In our setting, Salmonella serotyping and molecular testing were not available at the time of diagnosis, preventing detailed serovar identification. Moreover, the negative stool culture observed in our patient is likely attributable to intermittent fecal shedding of non-typhoidal Salmonella, which may decrease as the disease progresses, as well as prior exposure to antibiotics before sample collection. Negative stool cultures in invasive Salmonella infections, including Salmonella empyema, have been well documented despite evidence of ongoing systemic infection. In our case, this can be explained by the combination of intermittent bacterial shedding, timing of specimen collection relative to the course of illness, and prior antibiotic exposure.

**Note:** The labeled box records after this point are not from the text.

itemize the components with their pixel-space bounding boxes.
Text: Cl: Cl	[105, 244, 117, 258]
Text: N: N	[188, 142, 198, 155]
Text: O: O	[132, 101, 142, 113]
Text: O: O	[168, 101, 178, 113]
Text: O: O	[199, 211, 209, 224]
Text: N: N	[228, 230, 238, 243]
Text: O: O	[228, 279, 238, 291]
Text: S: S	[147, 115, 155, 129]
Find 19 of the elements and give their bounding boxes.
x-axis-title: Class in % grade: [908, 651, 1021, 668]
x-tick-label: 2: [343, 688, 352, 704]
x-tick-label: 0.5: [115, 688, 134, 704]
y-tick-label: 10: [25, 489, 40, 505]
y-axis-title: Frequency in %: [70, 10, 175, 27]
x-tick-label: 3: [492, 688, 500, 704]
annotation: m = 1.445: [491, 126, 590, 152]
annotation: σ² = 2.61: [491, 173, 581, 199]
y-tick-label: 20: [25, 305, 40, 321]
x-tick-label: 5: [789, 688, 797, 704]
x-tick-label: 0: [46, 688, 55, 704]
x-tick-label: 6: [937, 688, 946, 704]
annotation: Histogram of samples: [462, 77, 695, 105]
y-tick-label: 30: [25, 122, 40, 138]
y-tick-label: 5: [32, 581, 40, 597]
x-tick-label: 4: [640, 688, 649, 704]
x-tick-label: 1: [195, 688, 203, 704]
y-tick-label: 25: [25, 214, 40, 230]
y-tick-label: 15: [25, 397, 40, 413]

These diagnostic limitations, together with the negative stool culture, underscore the need for improved access to advanced diagnostic modalities, which can enhance diagnostic yield, facilitate epidemiological tracking, and strengthen food safety surveillance systems. The absence of such tools limits the ability to link clinical isolates to potential foodborne sources, trace transmission pathways, and contribute meaningfully to broader epidemiological surveillance, all of which are essential for effective public health monitoring and prevention in our region and worldwide.
Conclusion
4
This case represents a rare and severe instance of complicated pulmonary Salmonella empyema and necrotizing pneumonia in an otherwise healthy child, occurring either following or concurrent with influenza infection. It highlights the critical importance of timely source control and the potential role of cytokine storm in severe disease progression. Furthermore, it underscores the need for preventive measures against non-typhoidal Salmonella (NTS) infections, including adherence to global food safety standards, such as proper cooking of meat, pasteurization of dairy products, safe food handling, and good hygiene practices. Public health interventions that improve food safety and reduce exposure are essential, particularly for vulnerable populations such as young children and immunocompromised patients. Finally, we emphasize the need for further research in our region to accurately assess the economic burden and mortality associated with NTS, as current national data are limited. Such studies are crucial to guide effective public health strategies and resource allocation for the prevention and management of NTS infections.